9. Shared Brotli Framing Format Stream

   A compliant shared brotli framing format stream has the format
   described below.

9.1. Main Format

     4 bytes: file signature, in hexadecimal the bytes 91, 0a, 42, 52.
              The first byte contains the invalid WBITS combination for
              brotli [RFC7932] and large window brotli.

     1 byte: container flags, 8 bits with meanings:




Vandevenne et. al.        Expires Sep 03, 2018                 [Page 13]


Internet-Draft          Shared Brotli Data Format               Mar 2018


        bit 0 and 1: version indicator, must be 00

        bit 2: if 0, the file contains no final footer, may not contain
           any metadata chunks, may not contain a central directory,
           and may encode only a single resource (using one or more
           data chunks). If 1, the file may contain one or more
           resources, metadata, central directory, and must contain a
           final footer.

     multiple times: a chunk, each with the format specified in section
                     9.2

9.2. Chunk Format

      varint: length of this chunk excluding this varint but
              including all next header bytes and data. If the value
              is 0, then the chunk type byte is not present and the
              chunk type is assumed to be 0.

      1  byte: CHUNK_TYPE
               0: padding chunk
               1: metadata chunk
               2: data chunk
               3: first partial data chunk
               4: middle partial data chunk
               5: last partial data chunk
               6: footer metadata chunk
               7: global metadata chunk
               8: repeat metadata chunk
               9: central directory chunk
               10: final footer

      if CHUNK_TYPE is not padding chunk or final footer:

         1 byte: CODEC:

            0: uncompressed

            1: keep decoder

            2: brotli

            3: shared brotli

      if CODEC is not "uncompressed":

         varint: uncompressed size in bytes of the data contained
                 within the compressed stream



Vandevenne et. al.        Expires Sep 03, 2018                 [Page 14]
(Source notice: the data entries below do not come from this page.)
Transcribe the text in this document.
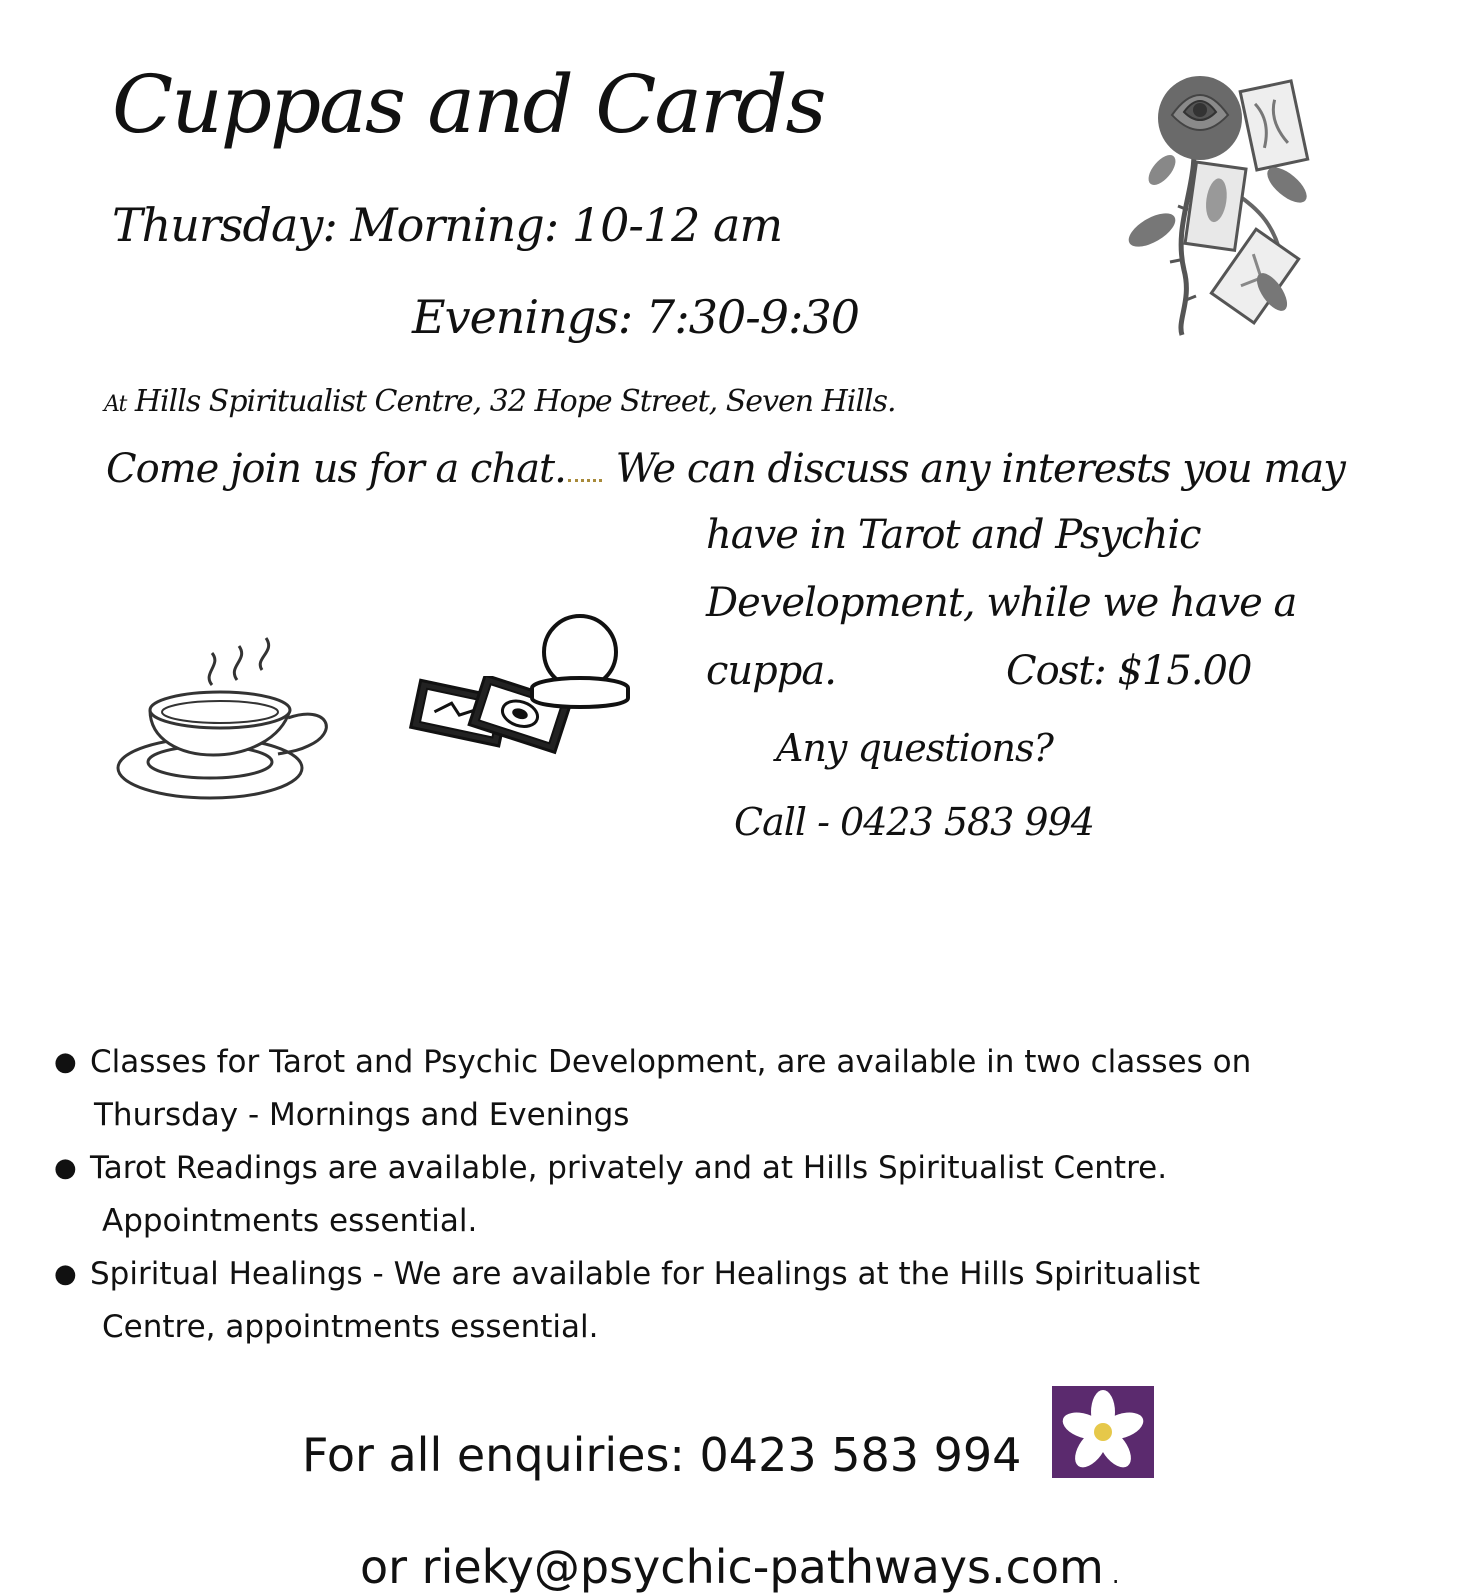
Cuppas and Cards
Thursday: Morning: 10-12 am
Evenings: 7:30-9:30
At Hills Spiritualist Centre, 32 Hope Street, Seven Hills.
Come join us for a chat. We can discuss any interests you may
have in Tarot and Psychic
Development, while we have a
cuppa.	Cost: $15.00
Any questions?
Call - 0423 583 994
● Classes for Tarot and Psychic Development, are available in two classes on
Thursday - Mornings and Evenings
● Tarot Readings are available, privately and at Hills Spiritualist Centre.
Appointments essential.
● Spiritual Healings - We are available for Healings at the Hills Spiritualist
Centre, appointments essential.
For all enquiries: 0423 583 994
or rieky@psychic-pathways.com .
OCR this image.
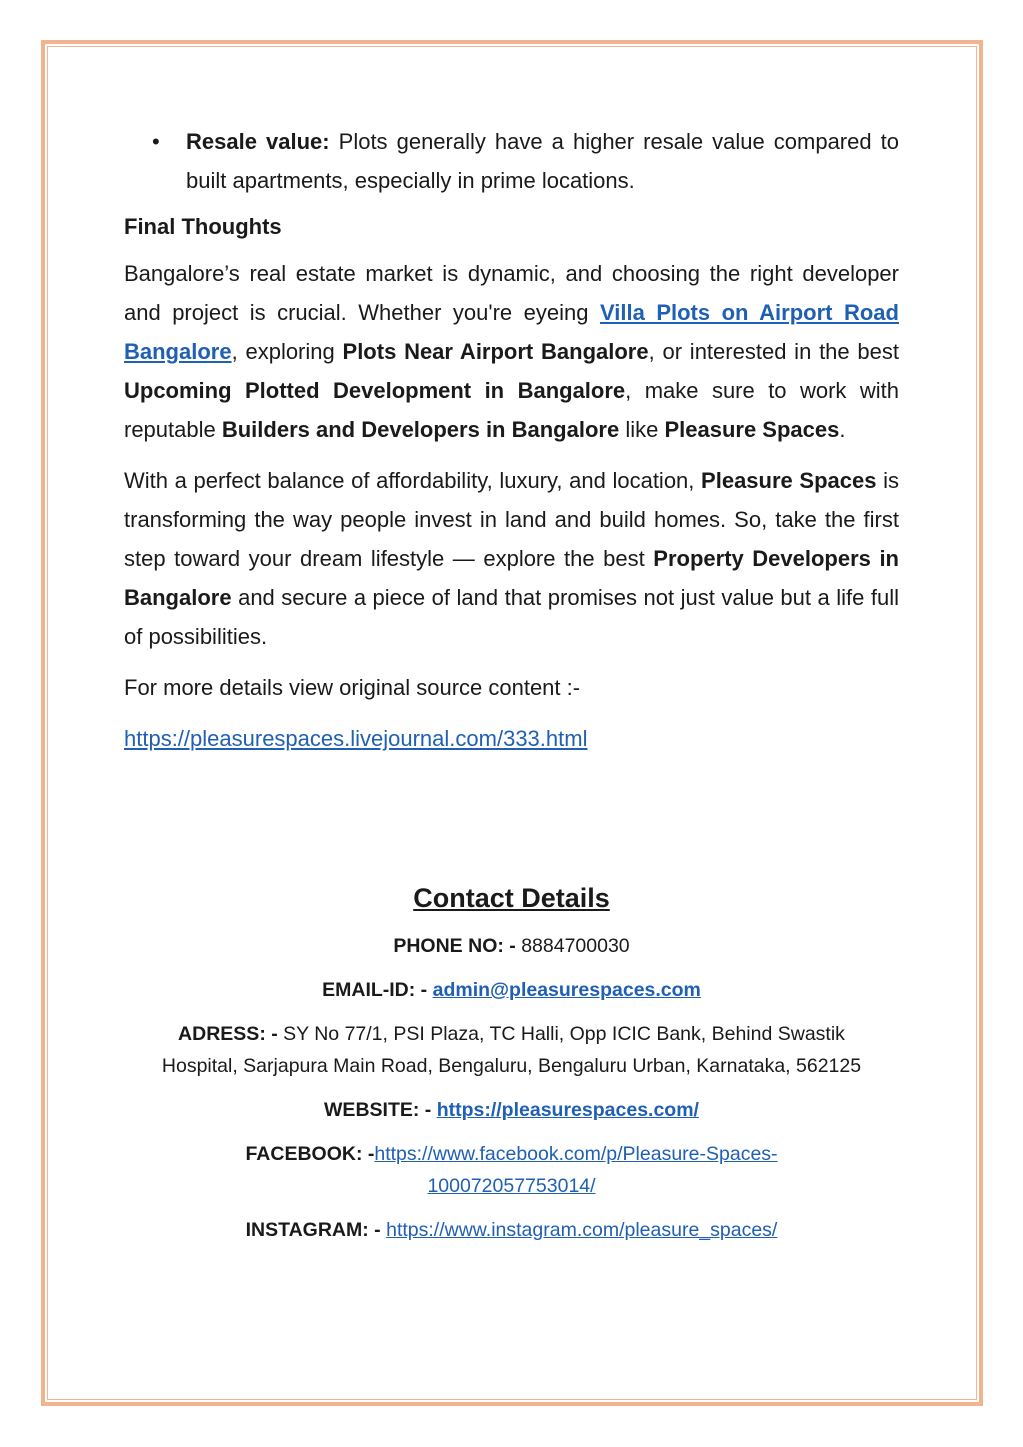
•	Resale value: Plots generally have a higher resale value compared to built apartments, especially in prime locations.
Final Thoughts

Bangalore’s real estate market is dynamic, and choosing the right developer and project is crucial. Whether you're eyeing Villa Plots on Airport Road Bangalore, exploring Plots Near Airport Bangalore, or interested in the best Upcoming Plotted Development in Bangalore, make sure to work with reputable Builders and Developers in Bangalore like Pleasure Spaces.

With a perfect balance of affordability, luxury, and location, Pleasure Spaces is transforming the way people invest in land and build homes. So, take the first step toward your dream lifestyle — explore the best Property Developers in Bangalore and secure a piece of land that promises not just value but a life full of possibilities.

For more details view original source content :-

https://pleasurespaces.livejournal.com/333.html

Contact Details
PHONE NO: - 8884700030
EMAIL-ID: - admin@pleasurespaces.com
ADRESS: - SY No 77/1, PSI Plaza, TC Halli, Opp ICIC Bank, Behind Swastik Hospital, Sarjapura Main Road, Bengaluru, Bengaluru Urban, Karnataka, 562125
WEBSITE: - https://pleasurespaces.com/
FACEBOOK: -https://www.facebook.com/p/Pleasure-Spaces-100072057753014/
INSTAGRAM: - https://www.instagram.com/pleasure_spaces/
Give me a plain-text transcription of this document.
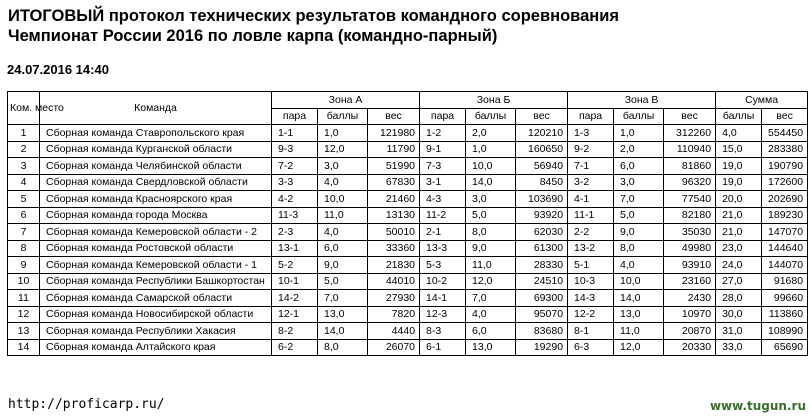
ИТОГОВЫЙ протокол технических результатов командного соревнования
Чемпионат России 2016 по ловле карпа (командно-парный)
24.07.2016 14:40
Ком. место	Команда	Зона А			Зона Б			Зона В			Сумма	
		пара	баллы	вес	пара	баллы	вес	пара	баллы	вес	баллы	вес
1	Сборная команда Ставропольского края	1-1	1,0	121980	1-2	2,0	120210	1-3	1,0	312260	4,0	554450
2	Сборная команда Курганской области	9-3	12,0	11790	9-1	1,0	160650	9-2	2,0	110940	15,0	283380
3	Сборная команда Челябинской области	7-2	3,0	51990	7-3	10,0	56940	7-1	6,0	81860	19,0	190790
4	Сборная команда Свердловской области	3-3	4,0	67830	3-1	14,0	8450	3-2	3,0	96320	19,0	172600
5	Сборная команда Красноярского края	4-2	10,0	21460	4-3	3,0	103690	4-1	7,0	77540	20,0	202690
6	Сборная команда города Москва	11-3	11,0	13130	11-2	5,0	93920	11-1	5,0	82180	21,0	189230
7	Сборная команда Кемеровской области - 2	2-3	4,0	50010	2-1	8,0	62030	2-2	9,0	35030	21,0	147070
8	Сборная команда Ростовской области	13-1	6,0	33360	13-3	9,0	61300	13-2	8,0	49980	23,0	144640
9	Сборная команда Кемеровской области - 1	5-2	9,0	21830	5-3	11,0	28330	5-1	4,0	93910	24,0	144070
10	Сборная команда Республики Башкортостан	10-1	5,0	44010	10-2	12,0	24510	10-3	10,0	23160	27,0	91680
11	Сборная команда Самарской области	14-2	7,0	27930	14-1	7,0	69300	14-3	14,0	2430	28,0	99660
12	Сборная команда Новосибирской области	12-1	13,0	7820	12-3	4,0	95070	12-2	13,0	10970	30,0	113860
13	Сборная команда Республики Хакасия	8-2	14,0	4440	8-3	6,0	83680	8-1	11,0	20870	31,0	108990
14	Сборная команда Алтайского края	6-2	8,0	26070	6-1	13,0	19290	6-3	12,0	20330	33,0	65690
http://proficarp.ru/	www.tugun.ru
Internet-Draft          Shared Brotli Data Format               Mar 2018


      if CODEC is "shared brotli"

         1 byte: amount of dictionary references. Multiple dictionary
                 references are possible with the following
                 restrictions: there can be maximum 1 serialized
                 dictionary, maximum 1 patching file, and maximum 15
                 prefix dictionaries (a serialized dictionary may
                 already contain one of those, and a patching file
                 also takes up a prefix dictionary)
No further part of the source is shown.